In the present embodiment, the case where the image processing device 30 and the image output device 50 are provided as separate devices has been described as an example. However, the image processing device 30 and the image output device 50 may be combined into a single device. It is good also as a structure.
Further, in the present embodiment, an example in which image analysis is performed on one bone / joint image is shown, but image analysis is performed on each of a plurality of bone / joint images, and the image analysis result is stored. You may make it display, You may make it preserve | save and display the result of having image-analyzed each with respect to the image of several bone | frames and joints, and totaling these image analysis results.

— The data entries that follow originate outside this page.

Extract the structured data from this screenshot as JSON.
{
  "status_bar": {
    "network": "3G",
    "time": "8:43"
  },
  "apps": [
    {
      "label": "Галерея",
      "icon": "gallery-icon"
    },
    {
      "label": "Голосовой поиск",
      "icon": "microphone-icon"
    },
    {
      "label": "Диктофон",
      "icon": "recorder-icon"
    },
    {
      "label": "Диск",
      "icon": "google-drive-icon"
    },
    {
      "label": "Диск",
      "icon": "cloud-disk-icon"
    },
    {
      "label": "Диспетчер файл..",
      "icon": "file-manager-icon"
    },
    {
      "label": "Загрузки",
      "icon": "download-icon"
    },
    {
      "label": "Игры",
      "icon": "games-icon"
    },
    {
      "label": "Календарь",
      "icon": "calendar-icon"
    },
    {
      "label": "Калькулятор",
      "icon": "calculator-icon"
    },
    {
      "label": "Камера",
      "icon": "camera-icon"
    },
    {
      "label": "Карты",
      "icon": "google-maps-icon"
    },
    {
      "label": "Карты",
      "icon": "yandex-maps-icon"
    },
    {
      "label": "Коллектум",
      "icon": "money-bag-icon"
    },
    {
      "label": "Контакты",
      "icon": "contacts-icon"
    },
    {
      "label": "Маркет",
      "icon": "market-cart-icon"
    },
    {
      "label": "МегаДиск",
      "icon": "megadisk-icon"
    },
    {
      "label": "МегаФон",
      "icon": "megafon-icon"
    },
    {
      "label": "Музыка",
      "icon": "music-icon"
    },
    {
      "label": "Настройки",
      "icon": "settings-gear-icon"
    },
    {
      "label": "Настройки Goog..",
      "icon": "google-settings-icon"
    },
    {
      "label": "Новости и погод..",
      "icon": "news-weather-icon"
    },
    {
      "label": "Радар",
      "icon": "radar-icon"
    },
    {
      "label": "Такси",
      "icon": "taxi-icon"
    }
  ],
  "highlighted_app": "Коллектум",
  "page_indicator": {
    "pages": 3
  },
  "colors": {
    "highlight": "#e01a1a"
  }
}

  It can be used in the field of radiographic imaging (especially in the medical field).

Claims (5)

A radiation source that emits radiation;
A detector for detecting a phase contrast image of radiation irradiated from the radiation source and transmitted through the bone to a subject including bone;
A joint recognition unit for recognizing the joint portion of the bone from the phase contrast image;
A profile acquisition unit that acquires a shape profile representing a shape change of the joint from the joint of the bone recognized by the joint recognition unit;
A frequency analysis unit that performs frequency analysis on the shape profile obtained by the profile acquisition unit;
A bone disease evaluation system comprising: an index calculation unit that calculates an index related to a disease of the joint based on an analysis result of the frequency analysis unit. In the bone disease evaluation system according to claim 1,
The index calculation unit
A bone disease evaluation system, characterized in that a calculation index currently obtained by the index calculation unit is compared with a preset threshold value. In the bone disease evaluation system according to claim 1 or 2,
A calculation index storage unit for storing a calculation index by the index calculation unit;
The index calculation unit
A bone disease evaluation system, wherein the calculated index currently obtained by the index calculating unit is compared with the past calculated index stored in the calculated index storage unit. In the trabecular bone evaluation system according to any one of claims 1 to 3,
Based on the analysis results of the frequency analysis for a plurality of healthy people of different ages and genders, each age, comprising a healthy person database storage unit that stores the index of healthy individuals of gender as a database,
The index calculation unit
Bone disease evaluation characterized by comparing the calculated index currently obtained by the index calculating unit with the index of the database in the database storage unit that matches the age and sex of the subject who is the target of the calculated index system. In the bone disease evaluation system according to any one of claims 1 to 4,
The bone index evaluation system, wherein the index calculation unit calculates an integral value of a preset frequency range in the analysis result of the frequency analysis unit as the index.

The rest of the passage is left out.